A. Is a fee reduction or other consideration for small business  appropriate? Please explain
    1. What is the impact, if any, of fee amounts on small business, in general, or to specific types of small businesses, that FDA should consider in the proposed set of guidelines? Please explain.
   
2. Should the Agency consider the type of fee collected when considering the burdens to small business? For example, do the types of activities for which a fee is collected for reinspection have a different impact to a small business than those collected based on a failure to comply with a recall order? Please explain.
    3. Assuming there is an impact of fee amounts to small business, or certain types of small businesses, should the Agency consider a reduction in the fees for such small businesses in the proposed set of guidelines? If so, should the Agency consider the reduction in fees to all small businesses, or for only those small businesses that have a demonstrated need for reduced fees? Please explain. If the Agency should not consider a reduction in the fees for small business, why not? Please explain.

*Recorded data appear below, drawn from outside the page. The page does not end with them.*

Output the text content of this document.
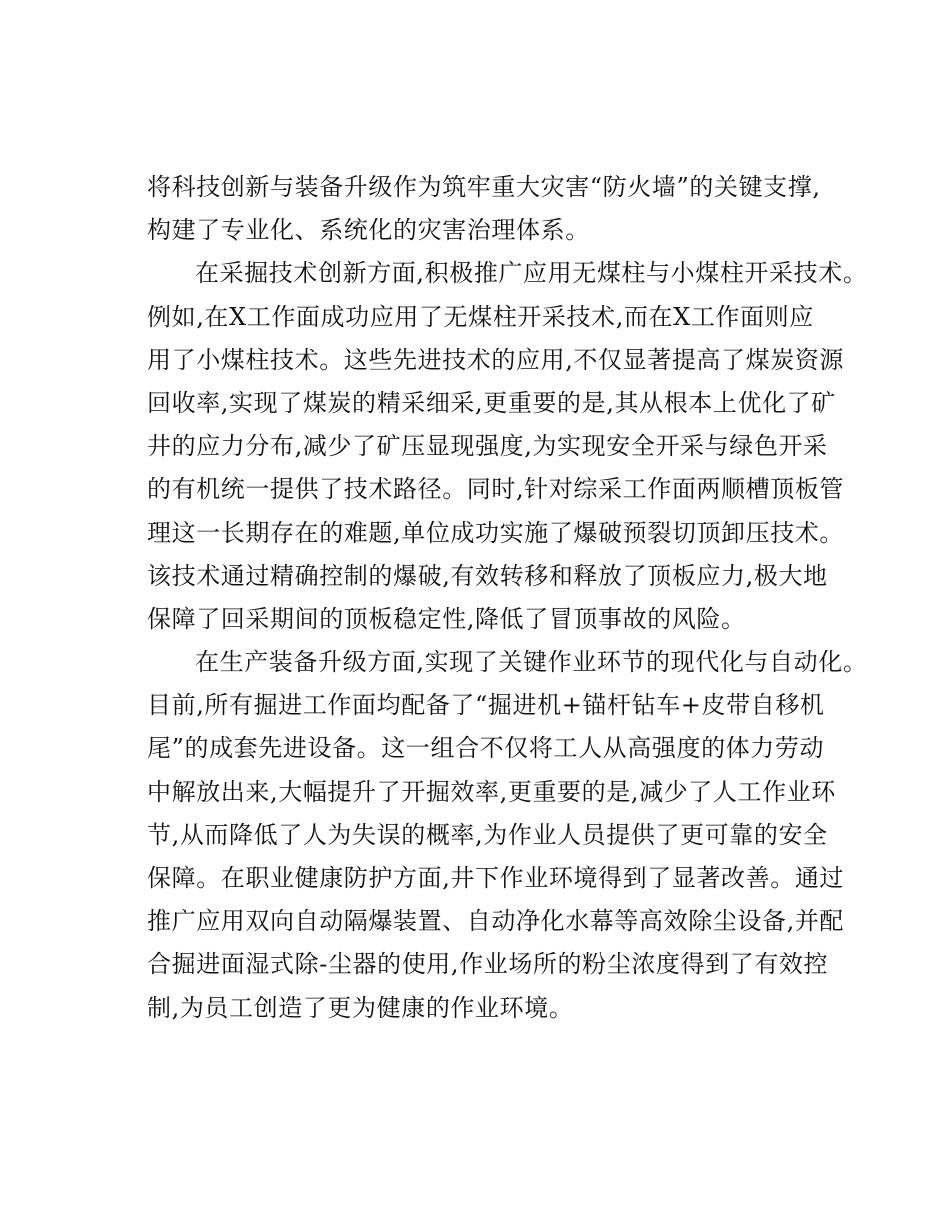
将科技创新与装备升级作为筑牢重大灾害“防火墙”的关键支撑,
构建了专业化、系统化的灾害治理体系。
在采掘技术创新方面,积极推广应用无煤柱与小煤柱开采技术。
例如,在X工作面成功应用了无煤柱开采技术,而在X工作面则应
用了小煤柱技术。这些先进技术的应用,不仅显著提高了煤炭资源
回收率,实现了煤炭的精采细采,更重要的是,其从根本上优化了矿
井的应力分布,减少了矿压显现强度,为实现安全开采与绿色开采
的有机统一提供了技术路径。同时,针对综采工作面两顺槽顶板管
理这一长期存在的难题,单位成功实施了爆破预裂切顶卸压技术。
该技术通过精确控制的爆破,有效转移和释放了顶板应力,极大地
保障了回采期间的顶板稳定性,降低了冒顶事故的风险。
在生产装备升级方面,实现了关键作业环节的现代化与自动化。
目前,所有掘进工作面均配备了“掘进机+锚杆钻车+皮带自移机
尾”的成套先进设备。这一组合不仅将工人从高强度的体力劳动
中解放出来,大幅提升了开掘效率,更重要的是,减少了人工作业环
节,从而降低了人为失误的概率,为作业人员提供了更可靠的安全
保障。在职业健康防护方面,井下作业环境得到了显著改善。通过
推广应用双向自动隔爆装置、自动净化水幕等高效除尘设备,并配
合掘进面湿式除-尘器的使用,作业场所的粉尘浓度得到了有效控
制,为员工创造了更为健康的作业环境。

    4. Are there ways to alleviate any burden on small business other than a fee reduction? Please explain.
B. How should small business be defined or recognized for the purpose of the proposed guidelines?
    Several provisions in FSMA require FDA to define small and very small business. For example, section 103(a) of FSMA amends the FD&C Act by adding section 418 (21 U.S.C. 350g) regarding ``Hazard Analysis and Risk-Based Preventive Controls.’’ Section 418(n)(1)(B) of the FD&C Act requires FDA to define ``small business’’ and ``very small business’’ for the purpose of the preventive control regulations for facilities.

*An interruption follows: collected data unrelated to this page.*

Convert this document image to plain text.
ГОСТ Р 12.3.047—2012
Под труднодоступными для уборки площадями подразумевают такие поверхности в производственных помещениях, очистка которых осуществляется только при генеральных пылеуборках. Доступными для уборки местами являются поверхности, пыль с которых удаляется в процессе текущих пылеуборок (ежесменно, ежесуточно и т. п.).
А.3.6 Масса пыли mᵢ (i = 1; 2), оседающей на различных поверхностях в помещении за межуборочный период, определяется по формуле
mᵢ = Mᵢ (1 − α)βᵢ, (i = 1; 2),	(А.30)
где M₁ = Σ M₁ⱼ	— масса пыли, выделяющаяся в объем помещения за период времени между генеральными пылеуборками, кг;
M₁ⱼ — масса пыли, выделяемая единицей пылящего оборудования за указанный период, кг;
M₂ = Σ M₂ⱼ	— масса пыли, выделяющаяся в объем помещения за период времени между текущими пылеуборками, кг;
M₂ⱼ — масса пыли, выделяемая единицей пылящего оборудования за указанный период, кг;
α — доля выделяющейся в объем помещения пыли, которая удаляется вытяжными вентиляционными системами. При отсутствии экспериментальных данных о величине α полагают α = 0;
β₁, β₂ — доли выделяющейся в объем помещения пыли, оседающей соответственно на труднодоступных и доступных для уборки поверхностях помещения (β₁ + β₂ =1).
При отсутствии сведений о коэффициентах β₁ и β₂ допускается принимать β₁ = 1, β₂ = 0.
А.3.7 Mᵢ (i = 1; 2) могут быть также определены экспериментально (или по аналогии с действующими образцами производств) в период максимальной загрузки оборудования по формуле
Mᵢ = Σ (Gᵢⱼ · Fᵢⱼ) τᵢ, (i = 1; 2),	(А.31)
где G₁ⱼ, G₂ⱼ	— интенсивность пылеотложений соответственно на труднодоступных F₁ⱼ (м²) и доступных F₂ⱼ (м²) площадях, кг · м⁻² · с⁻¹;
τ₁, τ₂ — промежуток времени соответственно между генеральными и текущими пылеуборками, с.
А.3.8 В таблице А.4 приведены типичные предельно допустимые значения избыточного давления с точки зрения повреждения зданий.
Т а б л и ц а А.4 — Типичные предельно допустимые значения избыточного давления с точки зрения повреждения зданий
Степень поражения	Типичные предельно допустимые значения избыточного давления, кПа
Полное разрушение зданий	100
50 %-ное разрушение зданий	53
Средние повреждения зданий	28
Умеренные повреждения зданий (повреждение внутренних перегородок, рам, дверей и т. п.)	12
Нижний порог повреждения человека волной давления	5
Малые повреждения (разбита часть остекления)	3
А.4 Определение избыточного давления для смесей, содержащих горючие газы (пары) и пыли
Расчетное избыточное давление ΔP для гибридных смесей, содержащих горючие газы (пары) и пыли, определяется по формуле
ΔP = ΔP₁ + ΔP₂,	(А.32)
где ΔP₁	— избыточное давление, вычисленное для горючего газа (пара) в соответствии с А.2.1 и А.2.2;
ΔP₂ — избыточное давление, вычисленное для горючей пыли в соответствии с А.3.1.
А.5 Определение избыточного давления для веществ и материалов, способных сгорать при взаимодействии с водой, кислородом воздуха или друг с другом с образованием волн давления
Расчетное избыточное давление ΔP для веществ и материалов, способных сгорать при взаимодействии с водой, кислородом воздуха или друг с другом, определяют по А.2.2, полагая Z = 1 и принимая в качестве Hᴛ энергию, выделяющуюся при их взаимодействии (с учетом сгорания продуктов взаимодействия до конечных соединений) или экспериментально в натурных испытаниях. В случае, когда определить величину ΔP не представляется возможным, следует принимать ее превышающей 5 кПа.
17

Similarly, FSMA section 105(a) amends the FD&C Act by adding section 419 (21 U.S.C. 350h) regarding standards for produce safety. Section
419(a)(3)(F) of the FD&C Act requires FDA to define ``small business’’ and ``very small business’’ for the purpose of the produce safety regulations.
      FDA seeks comment on how a small business should be defined or recognized for purposes of the proposed set of guidelines in consideration of the burden of fee amounts on small business. More specifically, the Agency requests comment on the following questions.
    1. If FDA has defined, by regulation under other FSMA or non-FSMA authorities, an entity as a small or a very small business, should such a definition be considered in the proposed set of guidelines to identify the businesses that may be burdened by the fee amounts under section 743 of the FD&C Act or should the Agency consider a separate definition of small business for purposes of considering the burden of fee amounts? Please explain.
    2. If the Agency relies on an existing regulatory definition of small or very small business that the Agency established under other FSMA or non-FSMA authorities, should any such definition apply in any circumstance where a fee is imposed or only where the fee derives from the rule where such business is defined as a small business? For example, if a facility is reinspected for a violation of the preventive controls regulations, should the Agency consider adjustments to the fee only if the facility meets the definition of small business under the preventive controls regulations, or should the Agency consider such adjustments if the facility meets any definition of small business under any FDA regulation? Please explain.
    3. There may be circumstances where no regulatory definition of small business exists for a given facility. Under these circumstances, what factors or characteristics should FDA use to identify small businesses for which FDA may consider the burden of fee amounts? Please explain. Factors to consider could include, but are not limited to, the segment of the food supply chain to which the entity belongs (e.g., growers, processors, importers and distributors, retailers, etc.); the sector to which the entity belongs (e.g., seafood, produce, dairy, eggs, juice, dietary supplements, etc.); the number of employees; the gross revenue, net income, net assets, market liquidity, or other financial measures or ratios; and whether the entity has a subsidiary or is a subsidiary of a parent company.

C. If FDA considers reduced fee amounts in the proposed set of guidelines, what factors should FDA consider in establishing the amount by which fees could be reduced?
    1. Should FDA consider the following:
     A waiver of all of the fees; A percentage reduction of the fees; or a fixed dollar reduction of the fees?
    2. Are there circumstances that justify one approach over another?  Please explain.
    3. Are there other approaches that should be considered? Please explain.

Whew! If Congress has instructed industry at any level, it is that a business must be small to be appreciated. Considering the incentives that Congress has layered into the food safety bill, it will be a “race toward the bottom” for status as a small business entity. Give me local and give me small! And as for the rest of you - pay up!